Besides a few close loved ones, Hamilton “didn’t tell anyone about the cancer until a week before ringing the bell.” Instead, he reminded himself of a verse from an old Negro spiritual: “Ain’t got time to die.” His church served as a refuge for him throughout both his life and treatment, with Hamilton acting as Vice President of the West Baptist Congress of Christian Education even after his diagnosis.
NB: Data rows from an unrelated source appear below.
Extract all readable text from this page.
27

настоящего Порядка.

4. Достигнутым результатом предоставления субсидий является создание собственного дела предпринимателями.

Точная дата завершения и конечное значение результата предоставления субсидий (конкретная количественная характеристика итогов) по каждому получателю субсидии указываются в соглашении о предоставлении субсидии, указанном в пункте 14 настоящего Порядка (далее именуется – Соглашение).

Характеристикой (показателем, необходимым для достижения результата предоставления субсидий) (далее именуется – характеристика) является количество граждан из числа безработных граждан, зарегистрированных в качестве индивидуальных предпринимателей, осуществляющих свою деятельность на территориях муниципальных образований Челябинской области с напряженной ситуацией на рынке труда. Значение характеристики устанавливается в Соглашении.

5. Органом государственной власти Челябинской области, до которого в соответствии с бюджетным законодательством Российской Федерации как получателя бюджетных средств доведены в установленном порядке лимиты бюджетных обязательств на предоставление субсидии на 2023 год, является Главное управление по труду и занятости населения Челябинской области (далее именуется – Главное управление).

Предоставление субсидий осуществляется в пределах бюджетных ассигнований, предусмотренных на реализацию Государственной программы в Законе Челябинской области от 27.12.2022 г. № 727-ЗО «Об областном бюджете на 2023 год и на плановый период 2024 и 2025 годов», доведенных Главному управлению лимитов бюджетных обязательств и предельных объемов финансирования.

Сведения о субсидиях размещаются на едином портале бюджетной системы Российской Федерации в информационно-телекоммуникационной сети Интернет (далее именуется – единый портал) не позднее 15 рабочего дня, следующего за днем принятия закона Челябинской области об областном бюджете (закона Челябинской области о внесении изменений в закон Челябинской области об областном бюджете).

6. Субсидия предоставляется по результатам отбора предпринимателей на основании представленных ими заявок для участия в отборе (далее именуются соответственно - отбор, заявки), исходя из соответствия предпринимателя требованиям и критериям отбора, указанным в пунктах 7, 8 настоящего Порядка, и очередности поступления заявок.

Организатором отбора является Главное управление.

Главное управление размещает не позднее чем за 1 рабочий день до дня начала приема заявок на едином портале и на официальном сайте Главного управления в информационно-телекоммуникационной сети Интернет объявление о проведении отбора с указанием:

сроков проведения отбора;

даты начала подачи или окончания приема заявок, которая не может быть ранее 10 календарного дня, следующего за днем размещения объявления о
On June 17, 2019, Dwane Hamilton rang the “cancer-free” bell. He remembers immediately feeling relief. “I thought to myself, ‘I did it,’ and, ‘My support group did it,’” he says. He celebrated with his church, family and friends by eating hoagies, praying, singing and dancing. He even gave his Crozer-Keystone doctors and nurses African Odunde bracelets to thank them for their help. “I can’t wait to see the doctor,” Hamilton says about his post-treatment appointments.
Now that he is cancer-free, Hamilton plans on enjoying several Caribbean cruises with his family over the next few months. He urges men to stay on top of their PSA tests, and for all people to meet with their doctors on a regular basis – even if they’re feeling great. “It’s a simple blood test,” Hamilton says. “I encourage people to be vigilant and see their doctors for everything.”